Hello, hemp. Food lovers adore a new superfood and according to Good Food, hemp is the new kid on the cool block. Queensland’s Hemp Farms Australia specialise in growing the good stuff and encourage the industrial use of hemp – from seed to stalk. According to Hemp Foods Australia, the 2017 legalisation of sales of hemp food products was great news. ‘Australia can be a major global competitor in growing organic hemp and will be growing thousands of hectares in Australia, sustainably and in harmony with nature, working with the soil and plants – the Australian way,’ the organisation says on its website. Local farmers were previously reluctant to grow organic hemp because there was no demand for it but things are changing. ‘We aim to always source local first, however at this stage, local supply of ACO Certified Organic Hemp is not able to keep up with the current demand (everyone wants to try nutritious, organic hemp).’

Keep your eyes peeled for other brain food buzz ingredients like turmeric, ancient grains (spelt, amaranth, kamut, lupin), and dandelion greens.


Whether it’s accurate labelling, clear certification, information about processing, origin, or trustworthy nutritional information – consumers want transparency.
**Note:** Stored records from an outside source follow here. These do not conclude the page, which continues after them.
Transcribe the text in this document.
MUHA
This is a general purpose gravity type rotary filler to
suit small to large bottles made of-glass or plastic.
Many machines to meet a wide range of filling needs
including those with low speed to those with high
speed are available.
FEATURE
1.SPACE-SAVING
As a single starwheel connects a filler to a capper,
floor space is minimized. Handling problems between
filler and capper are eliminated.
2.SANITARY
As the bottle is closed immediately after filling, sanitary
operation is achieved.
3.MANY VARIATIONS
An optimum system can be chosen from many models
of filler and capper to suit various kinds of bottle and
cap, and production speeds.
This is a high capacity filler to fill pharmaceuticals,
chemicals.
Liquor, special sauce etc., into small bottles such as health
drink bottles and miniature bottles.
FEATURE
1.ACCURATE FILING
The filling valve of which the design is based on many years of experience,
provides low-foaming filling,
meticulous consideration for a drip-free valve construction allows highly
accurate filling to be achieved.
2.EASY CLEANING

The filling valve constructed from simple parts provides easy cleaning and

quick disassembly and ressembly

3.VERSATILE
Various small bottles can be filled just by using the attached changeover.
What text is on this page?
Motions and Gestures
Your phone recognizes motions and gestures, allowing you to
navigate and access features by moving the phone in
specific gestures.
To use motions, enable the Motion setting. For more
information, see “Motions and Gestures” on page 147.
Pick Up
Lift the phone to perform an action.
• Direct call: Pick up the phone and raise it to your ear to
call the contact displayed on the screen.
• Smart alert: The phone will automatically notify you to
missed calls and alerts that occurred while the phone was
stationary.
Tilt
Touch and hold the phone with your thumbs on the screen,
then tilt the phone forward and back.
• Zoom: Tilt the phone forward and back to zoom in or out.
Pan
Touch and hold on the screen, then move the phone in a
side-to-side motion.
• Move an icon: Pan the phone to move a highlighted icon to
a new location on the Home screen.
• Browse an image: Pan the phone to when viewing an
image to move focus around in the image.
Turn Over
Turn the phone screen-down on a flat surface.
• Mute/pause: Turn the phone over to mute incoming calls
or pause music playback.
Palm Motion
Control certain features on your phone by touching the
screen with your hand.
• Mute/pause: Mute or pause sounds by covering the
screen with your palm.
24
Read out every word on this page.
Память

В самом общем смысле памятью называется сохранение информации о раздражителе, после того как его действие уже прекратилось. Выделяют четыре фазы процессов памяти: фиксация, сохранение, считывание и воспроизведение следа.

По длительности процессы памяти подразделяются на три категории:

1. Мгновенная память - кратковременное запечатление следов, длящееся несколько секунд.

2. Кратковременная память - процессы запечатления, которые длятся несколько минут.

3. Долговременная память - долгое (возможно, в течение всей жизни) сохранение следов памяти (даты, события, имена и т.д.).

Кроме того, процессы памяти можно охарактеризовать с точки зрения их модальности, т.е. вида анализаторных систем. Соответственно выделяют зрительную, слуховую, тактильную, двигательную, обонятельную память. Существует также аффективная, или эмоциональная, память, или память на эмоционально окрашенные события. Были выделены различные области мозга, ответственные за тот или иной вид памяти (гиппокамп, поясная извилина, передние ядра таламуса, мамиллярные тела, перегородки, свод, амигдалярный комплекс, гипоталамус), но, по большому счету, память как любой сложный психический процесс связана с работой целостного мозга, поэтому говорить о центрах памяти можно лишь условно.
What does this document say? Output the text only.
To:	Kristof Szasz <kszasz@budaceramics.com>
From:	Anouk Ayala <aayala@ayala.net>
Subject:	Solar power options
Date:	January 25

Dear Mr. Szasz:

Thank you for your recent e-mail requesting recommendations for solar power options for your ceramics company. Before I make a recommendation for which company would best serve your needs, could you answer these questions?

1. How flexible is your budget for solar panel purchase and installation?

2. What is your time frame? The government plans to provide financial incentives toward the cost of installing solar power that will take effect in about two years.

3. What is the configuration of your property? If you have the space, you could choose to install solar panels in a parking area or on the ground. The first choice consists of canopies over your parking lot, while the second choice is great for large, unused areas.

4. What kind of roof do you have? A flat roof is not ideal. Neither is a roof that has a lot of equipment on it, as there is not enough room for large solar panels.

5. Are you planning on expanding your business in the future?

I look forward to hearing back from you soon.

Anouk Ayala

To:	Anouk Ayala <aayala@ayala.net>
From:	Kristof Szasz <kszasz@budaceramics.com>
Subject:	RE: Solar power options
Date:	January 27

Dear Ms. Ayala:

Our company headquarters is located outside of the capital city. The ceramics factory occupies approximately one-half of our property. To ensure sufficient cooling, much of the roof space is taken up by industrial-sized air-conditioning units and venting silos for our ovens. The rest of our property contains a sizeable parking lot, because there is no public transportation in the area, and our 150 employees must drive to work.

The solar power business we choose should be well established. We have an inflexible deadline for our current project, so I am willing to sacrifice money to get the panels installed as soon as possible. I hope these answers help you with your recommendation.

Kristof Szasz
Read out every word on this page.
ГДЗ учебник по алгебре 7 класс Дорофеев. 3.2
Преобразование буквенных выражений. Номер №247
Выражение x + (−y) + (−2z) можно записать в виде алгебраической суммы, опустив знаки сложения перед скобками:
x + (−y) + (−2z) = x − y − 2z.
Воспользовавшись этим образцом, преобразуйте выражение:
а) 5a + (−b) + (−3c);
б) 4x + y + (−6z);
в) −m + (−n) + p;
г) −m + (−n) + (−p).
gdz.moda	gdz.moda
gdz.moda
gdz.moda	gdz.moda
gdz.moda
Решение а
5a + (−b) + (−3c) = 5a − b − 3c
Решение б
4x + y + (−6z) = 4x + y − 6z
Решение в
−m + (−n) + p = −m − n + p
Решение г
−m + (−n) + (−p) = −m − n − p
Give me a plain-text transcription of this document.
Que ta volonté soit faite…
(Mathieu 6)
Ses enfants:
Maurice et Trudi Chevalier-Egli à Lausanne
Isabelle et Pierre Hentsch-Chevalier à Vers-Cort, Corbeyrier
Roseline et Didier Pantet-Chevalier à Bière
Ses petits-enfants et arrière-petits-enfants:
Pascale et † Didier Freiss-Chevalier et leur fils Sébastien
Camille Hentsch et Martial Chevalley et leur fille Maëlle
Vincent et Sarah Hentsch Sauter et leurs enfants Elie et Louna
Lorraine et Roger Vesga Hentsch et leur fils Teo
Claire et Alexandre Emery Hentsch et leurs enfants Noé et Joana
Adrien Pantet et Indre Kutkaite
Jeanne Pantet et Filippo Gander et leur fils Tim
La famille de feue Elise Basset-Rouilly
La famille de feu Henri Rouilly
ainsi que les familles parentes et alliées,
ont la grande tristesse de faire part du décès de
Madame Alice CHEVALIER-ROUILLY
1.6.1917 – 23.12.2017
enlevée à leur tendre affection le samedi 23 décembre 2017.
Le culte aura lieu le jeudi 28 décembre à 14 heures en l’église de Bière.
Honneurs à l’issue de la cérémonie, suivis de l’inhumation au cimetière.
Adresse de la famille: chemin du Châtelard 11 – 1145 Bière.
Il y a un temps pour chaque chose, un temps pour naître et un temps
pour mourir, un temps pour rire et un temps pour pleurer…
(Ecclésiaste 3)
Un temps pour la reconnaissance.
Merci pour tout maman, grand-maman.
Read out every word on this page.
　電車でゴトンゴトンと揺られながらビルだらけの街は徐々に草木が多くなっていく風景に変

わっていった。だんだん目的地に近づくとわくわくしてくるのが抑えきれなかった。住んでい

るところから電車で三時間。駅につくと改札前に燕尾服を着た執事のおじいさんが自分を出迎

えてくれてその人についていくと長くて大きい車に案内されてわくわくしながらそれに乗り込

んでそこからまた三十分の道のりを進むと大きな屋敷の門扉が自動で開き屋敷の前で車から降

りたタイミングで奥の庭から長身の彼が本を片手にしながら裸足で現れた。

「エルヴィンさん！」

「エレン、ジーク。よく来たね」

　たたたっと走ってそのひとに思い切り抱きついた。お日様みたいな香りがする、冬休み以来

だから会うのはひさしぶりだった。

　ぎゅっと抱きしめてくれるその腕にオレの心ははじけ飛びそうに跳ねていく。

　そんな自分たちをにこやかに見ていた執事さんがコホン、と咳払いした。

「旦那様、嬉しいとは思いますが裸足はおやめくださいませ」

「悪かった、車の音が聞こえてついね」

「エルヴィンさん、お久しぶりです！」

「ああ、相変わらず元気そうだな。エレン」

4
A labelling integrity means that producers who lift the certified organic bar, will reap the benefits for their hard work. Wine, Australian extra virgin olive oil, meat, sustainable seafood, vegetables, fruit, and dairy products – consumers want to know they’re buying sustainably. ‘New technologies are giving consumers more information at their fingertips than ever before,’ experts at the Australian Institute of Food Science & Technology say. ‘The developments extend beyond the processing level. The new smart label database allows consumers to search product information for things such as country of origin, allergen information, product claims or traceability.’